Good to be back home, and good to see that this place hasn't changed much...
My latest purchase on my trip to the US, is a M-Audio Duo USB thing. I installed it today, and I'm getting a lot of pops, clicks and so on while playing back. After a short search, I found out that the USB port thing, is using the same IRQ as my old SB-Live card.
Could this be the source of all my misery?
If so, what can I do about it?

Thanks!

Oren
 
Depending on what O/S you're using, you may need to disable ACPI (especially if the shared IRQ is 9). Windows 2k and XP like to put lots of things shared on IRQ 9, but audio cards usually don't like it that much :)
 
Hmm....
I'm using Winsows ME, and the IRQ in question is 11.
No idea what ACPI is...

Thanks anyway!

Oren
 
ACPI is (basically) power management. This is how the computer shuts it's own power off when you click "Shut Down". ACPI does other things as well, one of them being IRQ sharing (bad idea on Microsoft's part IMO).

I'm not sure how WinME handles it, or if it uses IRQ sharing at all.

The thing is, I can't imagine that 2 sound cards can exist on the same IRQ without having boocoo problems (especially in WinME). Usually Win9X/ME systems are more flexible in allowing you to manually assign IRQ's to devices, which is what you probably need to do. See if Control Panel will allow you to change either of these.
 
There could be pleanty of reasons for your problems.

First off, USB bandwith is very limited and 2 tracks of 24bit audio could lead to problems under certain circumstances.

Secondly, I have seen posts here and elsewere whre peolpe have had hardware compatability and driver issues with the M-Audio Duo and Quattro.

Finally, Sean is correct about IRQ's. I actually discovered that USB devices share bandwith with the PCI bus. You could have a compunded problem with it sharing an IRQ with your SB.

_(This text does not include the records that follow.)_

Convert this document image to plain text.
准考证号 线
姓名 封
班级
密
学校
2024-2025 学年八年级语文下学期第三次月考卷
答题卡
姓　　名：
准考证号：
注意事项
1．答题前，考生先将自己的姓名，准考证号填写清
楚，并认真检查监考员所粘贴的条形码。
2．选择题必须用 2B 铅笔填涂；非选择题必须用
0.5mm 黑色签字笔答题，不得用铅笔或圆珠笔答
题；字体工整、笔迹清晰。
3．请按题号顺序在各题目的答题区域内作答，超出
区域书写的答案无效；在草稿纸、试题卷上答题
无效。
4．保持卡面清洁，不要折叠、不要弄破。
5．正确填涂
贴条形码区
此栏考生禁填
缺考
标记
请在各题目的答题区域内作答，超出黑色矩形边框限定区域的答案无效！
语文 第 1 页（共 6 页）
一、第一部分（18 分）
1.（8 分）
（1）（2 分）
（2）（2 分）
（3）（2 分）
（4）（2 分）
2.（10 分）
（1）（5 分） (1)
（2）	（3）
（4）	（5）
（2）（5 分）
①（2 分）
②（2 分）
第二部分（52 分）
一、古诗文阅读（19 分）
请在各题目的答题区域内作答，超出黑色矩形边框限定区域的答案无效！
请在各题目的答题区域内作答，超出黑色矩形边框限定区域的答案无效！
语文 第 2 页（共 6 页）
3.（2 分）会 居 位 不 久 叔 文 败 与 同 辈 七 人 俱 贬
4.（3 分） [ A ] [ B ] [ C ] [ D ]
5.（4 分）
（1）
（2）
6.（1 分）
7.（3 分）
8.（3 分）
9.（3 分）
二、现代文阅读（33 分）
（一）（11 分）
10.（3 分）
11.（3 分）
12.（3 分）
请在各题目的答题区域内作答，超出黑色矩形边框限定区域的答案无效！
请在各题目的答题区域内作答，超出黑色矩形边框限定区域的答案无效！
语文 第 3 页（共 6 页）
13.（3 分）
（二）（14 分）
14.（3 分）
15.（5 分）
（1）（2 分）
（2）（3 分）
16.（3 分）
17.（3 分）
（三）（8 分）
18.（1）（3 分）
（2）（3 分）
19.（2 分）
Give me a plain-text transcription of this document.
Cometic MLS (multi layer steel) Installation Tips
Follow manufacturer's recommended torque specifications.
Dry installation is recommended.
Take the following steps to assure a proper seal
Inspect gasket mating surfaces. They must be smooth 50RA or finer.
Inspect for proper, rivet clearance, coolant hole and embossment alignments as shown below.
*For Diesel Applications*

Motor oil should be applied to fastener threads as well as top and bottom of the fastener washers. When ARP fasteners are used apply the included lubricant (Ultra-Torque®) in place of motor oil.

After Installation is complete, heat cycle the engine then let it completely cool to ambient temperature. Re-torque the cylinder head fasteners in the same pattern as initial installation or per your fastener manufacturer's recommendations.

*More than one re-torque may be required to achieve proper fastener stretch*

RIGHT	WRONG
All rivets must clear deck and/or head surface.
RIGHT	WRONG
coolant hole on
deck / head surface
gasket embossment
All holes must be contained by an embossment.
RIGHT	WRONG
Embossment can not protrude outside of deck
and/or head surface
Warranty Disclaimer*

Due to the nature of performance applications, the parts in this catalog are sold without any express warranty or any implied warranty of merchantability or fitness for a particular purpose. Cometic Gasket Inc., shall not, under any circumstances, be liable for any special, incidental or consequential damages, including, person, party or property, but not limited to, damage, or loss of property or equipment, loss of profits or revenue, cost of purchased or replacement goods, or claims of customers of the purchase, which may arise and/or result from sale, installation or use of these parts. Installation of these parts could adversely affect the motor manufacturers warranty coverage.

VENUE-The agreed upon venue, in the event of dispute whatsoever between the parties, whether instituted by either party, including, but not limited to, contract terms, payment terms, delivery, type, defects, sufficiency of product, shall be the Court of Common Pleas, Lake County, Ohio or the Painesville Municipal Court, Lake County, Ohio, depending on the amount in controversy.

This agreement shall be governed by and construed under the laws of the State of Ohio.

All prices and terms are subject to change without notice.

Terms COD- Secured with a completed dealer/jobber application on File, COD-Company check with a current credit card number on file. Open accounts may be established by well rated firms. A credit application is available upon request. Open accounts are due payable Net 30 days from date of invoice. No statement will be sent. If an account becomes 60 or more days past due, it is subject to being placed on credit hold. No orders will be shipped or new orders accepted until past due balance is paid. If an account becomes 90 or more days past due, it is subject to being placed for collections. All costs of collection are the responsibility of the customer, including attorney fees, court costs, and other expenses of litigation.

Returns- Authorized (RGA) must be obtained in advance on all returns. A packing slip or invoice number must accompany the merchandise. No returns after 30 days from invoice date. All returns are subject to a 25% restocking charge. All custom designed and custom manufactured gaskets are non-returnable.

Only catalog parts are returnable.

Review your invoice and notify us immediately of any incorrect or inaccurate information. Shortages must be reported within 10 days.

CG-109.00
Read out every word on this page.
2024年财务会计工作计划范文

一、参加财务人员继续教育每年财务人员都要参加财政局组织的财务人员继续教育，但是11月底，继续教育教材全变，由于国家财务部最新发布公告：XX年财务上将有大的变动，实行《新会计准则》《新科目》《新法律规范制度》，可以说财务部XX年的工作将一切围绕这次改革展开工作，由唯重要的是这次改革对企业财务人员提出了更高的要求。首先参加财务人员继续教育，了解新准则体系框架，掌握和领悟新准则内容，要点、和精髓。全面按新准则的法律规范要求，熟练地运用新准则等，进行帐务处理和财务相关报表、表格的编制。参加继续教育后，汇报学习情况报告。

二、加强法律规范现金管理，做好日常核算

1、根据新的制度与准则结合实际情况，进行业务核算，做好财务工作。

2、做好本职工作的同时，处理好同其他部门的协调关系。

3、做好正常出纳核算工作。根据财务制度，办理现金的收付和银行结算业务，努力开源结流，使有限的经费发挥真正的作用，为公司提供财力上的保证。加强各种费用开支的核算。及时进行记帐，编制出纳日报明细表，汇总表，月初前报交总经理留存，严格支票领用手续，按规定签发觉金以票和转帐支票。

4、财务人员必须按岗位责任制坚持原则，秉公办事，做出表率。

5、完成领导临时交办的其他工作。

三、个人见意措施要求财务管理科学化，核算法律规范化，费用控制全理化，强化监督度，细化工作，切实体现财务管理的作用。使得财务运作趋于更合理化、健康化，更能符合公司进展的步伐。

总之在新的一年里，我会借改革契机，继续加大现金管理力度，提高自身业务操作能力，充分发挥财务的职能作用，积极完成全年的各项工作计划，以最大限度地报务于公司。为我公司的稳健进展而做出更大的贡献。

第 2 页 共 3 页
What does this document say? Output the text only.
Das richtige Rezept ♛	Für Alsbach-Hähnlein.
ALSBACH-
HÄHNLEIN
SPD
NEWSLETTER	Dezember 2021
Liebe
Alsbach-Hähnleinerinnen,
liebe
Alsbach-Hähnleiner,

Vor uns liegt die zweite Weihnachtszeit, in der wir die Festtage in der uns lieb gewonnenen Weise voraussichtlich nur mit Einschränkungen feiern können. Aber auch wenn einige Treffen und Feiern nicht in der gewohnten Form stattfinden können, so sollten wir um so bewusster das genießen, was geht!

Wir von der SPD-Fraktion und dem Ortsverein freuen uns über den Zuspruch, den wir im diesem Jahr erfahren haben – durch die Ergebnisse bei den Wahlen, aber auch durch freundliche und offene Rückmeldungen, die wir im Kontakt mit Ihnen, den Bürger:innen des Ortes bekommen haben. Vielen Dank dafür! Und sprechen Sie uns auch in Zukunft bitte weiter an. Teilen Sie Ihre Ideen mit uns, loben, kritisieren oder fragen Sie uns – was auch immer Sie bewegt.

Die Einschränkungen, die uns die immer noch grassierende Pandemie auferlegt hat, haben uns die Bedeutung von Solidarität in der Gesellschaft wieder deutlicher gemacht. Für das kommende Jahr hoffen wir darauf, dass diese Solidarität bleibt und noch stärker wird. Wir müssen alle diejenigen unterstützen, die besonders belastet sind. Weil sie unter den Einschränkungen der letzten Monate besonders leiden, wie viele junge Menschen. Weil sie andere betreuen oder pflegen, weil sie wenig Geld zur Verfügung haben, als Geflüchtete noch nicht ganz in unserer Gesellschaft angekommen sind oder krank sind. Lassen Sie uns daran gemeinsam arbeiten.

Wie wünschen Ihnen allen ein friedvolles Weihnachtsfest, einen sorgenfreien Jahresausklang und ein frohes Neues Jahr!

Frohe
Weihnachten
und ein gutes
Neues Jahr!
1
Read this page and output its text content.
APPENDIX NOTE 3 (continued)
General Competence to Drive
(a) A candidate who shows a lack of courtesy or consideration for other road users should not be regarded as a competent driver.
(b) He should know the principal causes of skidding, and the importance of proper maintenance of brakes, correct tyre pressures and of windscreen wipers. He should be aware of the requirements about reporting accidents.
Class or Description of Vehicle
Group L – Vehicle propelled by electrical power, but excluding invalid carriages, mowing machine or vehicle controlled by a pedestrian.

My personal opinion is that the marketting manager from the audio card manufacturer who decided to develop a USB audio interface in the first place should be shot. That was a ridiculous idea and not very well thought out.

USB was never intened to be an interface for high bandwith usage/peripherals. If you have that need either use Firwire or stick with PCI.

Thats my $.02
 
brzilian -
I didn't even try to use 24 Bits. There should be no problems with 2 channels of 16 bit audio.
I heared of a lot of problems with the first batches of the Quatro, but according to what I heared, the Duo drivers are pretty decent.

Apparently, I can't change the IRQ settings for the SB-Live via software. Should I just move it to a different PCI slot?

Oren
 
You could try, but I doubt it will help. Windows decides what IRQ each device uses at bootup. You might not be able to use them both at the same time, and be forced to use multiple boot configurations or remove the SB altogether.

Brzilian does has a point - USB audio interfaces are usually riddled with problems because USB isn't designed for the kind of throughput that audio recording requires. I'm sure that's not something you want to hear after the fact, and many people do use them without problems if all the ducks are lined up.

Do you need to have the SB in there at all? That's probably the simplest answer.
 
Yep. I need the SB for MIDI, which the Duo doesn't provide.

I'll try M-audio's tech support...

Oren
 
Usually when I have had IRQ problems, the symptom was a stuttering sound, not pops and clicks. When I get pops and clicks, it was always an inadequate buffer.

Easiest way to check would be to just increase the DMA buffer a bunch through your M-Audio control panel. If that doesn't work, try taking the SoundBlaster out completely, and then see if it still does it; if it stops after taking the SB out, you know it was an IRQ conflict. If so, start putting it in different PCI slots until it works.